Minneapolis police sergeants who earned about $44 an hour in 2020 — the equivalent of $91,520 annually for 40 hours per week — would make $48 an hour, or nearly $100,000 by the end of this year under the tentative police union deal.
That’s not counting raises for longevity, which bumps up officers’ pay at escalating rates once they have worked for the department for seven years.
Officers will get even more money in a lump sum if the contract is approved, plus another lump sum if they stay through the end of the year.
The Minneapolis City Council has not yet approved the three-year labor agreement with the Police Officers Federation of Minneapolis; the council will take up the proposal Tuesday. Police have been working under the expired 2019 contract; the deal covers 2020 through 2022.
The agreement would retroactively pay police 1% increases to wages and longevity pay in 2020, 1.5% in 2021, and 2.5% this year. Officers would also get a 2.5% “market adjustment” to wages and longevity pay this year.
According to calculations released by the city, a police officer starting out at $33 an hour — or the equivalent of $68,640 per year — after graduating from the police academy would make nearly $36 an hour, or nearly $75,0000 per year, by the end of 2022.
Lieutenants earning $51.49 an hour in 2020 — the equivalent of more than $107,000 per year — would make $55.46 per hour, or $115,000 per year, by the end of 2022.
In an effort to retain officers, the city would also give officers lump sum payments of $3,500 once the deal is ratified, and $3,500 if they stay on through the end of 2022.
New officers would get $3,500 after completing their field training, and another $3,500 after completing probation.
About 300 Minneapolis police officers have left MPD since 2020, including about 130 patrol officers — the equivalent of an entire precinct’s staff. About 50 officers were also on some kind of leave — such as sick leave — early this year, leaving fewer than 600 officers to work. The city spent about $12 million on overtime last year while grappling with a staffing shortage.
Longevity pay increases would also go up under the contract. This year, they would range from an extra 26 cents per hour during the seventh year of service to $5.31 per hour in their 26th year of service.
Under the proposal, performance premiums would be removed from the contract.

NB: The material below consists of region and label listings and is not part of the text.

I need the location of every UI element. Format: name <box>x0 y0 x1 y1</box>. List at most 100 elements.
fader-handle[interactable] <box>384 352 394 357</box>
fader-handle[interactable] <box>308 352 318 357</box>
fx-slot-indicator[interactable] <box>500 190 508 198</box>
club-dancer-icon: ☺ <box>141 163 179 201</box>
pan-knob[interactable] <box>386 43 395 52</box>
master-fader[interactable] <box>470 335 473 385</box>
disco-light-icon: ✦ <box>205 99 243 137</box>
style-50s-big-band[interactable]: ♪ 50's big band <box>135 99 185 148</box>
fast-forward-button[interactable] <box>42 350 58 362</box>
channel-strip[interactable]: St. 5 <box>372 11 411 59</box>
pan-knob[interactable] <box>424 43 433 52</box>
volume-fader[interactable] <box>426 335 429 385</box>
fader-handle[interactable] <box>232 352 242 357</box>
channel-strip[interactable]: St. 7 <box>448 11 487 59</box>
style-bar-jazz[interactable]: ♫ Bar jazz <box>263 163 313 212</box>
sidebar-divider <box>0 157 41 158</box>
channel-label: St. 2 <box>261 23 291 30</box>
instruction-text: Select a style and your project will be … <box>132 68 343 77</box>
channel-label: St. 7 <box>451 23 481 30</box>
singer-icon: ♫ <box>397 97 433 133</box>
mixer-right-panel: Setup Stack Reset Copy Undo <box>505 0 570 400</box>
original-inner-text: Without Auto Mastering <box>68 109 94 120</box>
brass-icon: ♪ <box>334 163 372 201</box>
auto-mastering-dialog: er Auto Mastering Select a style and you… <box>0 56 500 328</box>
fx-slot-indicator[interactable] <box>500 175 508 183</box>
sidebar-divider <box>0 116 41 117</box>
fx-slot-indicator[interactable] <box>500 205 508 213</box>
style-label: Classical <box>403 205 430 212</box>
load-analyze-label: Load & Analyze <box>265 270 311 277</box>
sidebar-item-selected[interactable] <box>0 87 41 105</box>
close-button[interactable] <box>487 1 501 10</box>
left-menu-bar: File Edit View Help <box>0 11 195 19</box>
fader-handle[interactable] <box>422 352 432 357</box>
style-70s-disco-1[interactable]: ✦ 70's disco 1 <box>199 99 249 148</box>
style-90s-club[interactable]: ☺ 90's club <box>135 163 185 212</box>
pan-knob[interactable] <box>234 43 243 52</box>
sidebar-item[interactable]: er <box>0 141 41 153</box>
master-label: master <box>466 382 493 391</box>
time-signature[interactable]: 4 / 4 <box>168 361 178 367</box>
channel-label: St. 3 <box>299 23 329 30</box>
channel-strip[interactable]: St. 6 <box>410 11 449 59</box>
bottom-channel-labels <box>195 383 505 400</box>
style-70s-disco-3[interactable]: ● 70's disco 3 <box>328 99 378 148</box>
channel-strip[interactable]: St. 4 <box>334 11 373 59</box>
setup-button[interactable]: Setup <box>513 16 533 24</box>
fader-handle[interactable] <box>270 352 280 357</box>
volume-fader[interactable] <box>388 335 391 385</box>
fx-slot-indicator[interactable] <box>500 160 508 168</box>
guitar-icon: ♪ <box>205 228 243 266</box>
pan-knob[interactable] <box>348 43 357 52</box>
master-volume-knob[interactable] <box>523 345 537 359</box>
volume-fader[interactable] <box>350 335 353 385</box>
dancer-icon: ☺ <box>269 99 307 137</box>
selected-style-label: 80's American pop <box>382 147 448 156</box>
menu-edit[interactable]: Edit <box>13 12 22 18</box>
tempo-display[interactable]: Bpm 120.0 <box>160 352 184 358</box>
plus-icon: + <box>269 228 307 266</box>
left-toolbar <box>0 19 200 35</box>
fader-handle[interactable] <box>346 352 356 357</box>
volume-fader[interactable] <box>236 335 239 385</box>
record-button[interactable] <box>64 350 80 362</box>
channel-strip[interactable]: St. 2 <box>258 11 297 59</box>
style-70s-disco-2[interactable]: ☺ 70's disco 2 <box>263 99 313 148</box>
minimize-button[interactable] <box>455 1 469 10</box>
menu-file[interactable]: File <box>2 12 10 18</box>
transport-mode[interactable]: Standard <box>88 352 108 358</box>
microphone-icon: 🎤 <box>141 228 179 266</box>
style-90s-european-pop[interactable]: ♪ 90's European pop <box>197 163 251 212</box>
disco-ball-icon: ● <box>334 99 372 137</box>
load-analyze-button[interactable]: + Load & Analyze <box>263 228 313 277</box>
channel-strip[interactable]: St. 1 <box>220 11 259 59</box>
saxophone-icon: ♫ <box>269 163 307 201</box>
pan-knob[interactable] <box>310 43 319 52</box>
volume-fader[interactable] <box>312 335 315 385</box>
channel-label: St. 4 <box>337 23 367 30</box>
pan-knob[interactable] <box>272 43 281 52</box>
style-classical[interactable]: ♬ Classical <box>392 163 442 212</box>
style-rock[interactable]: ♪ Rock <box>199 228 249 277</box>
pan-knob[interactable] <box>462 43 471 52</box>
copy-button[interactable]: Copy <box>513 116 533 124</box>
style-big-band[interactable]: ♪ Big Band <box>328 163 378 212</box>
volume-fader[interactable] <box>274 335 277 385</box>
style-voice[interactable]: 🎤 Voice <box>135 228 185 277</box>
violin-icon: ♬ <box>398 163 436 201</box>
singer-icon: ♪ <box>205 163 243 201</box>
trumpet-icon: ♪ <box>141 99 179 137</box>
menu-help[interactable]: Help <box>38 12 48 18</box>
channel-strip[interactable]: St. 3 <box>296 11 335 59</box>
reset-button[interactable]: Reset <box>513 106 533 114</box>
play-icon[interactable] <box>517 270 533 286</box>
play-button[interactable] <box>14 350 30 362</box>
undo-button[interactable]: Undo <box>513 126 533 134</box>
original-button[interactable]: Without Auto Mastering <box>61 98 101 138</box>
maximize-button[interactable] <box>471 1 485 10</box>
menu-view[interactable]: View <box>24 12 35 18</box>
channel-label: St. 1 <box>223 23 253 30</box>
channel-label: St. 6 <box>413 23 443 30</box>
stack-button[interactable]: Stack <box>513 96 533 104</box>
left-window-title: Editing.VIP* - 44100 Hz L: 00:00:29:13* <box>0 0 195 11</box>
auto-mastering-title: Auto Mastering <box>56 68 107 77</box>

The proposal also changes the process for officers after they are involved in a critical incident in which they or someone else is seriously harmed or killed. Officers would go on leave for seven days, instead of the current three days, and would have to undergo a mental health screening prior to returning to duty. The deal would also give the police chief more authority to decide where to assign officers after they return for duty.
Medical verification would be required for extended sick leave under the new contract.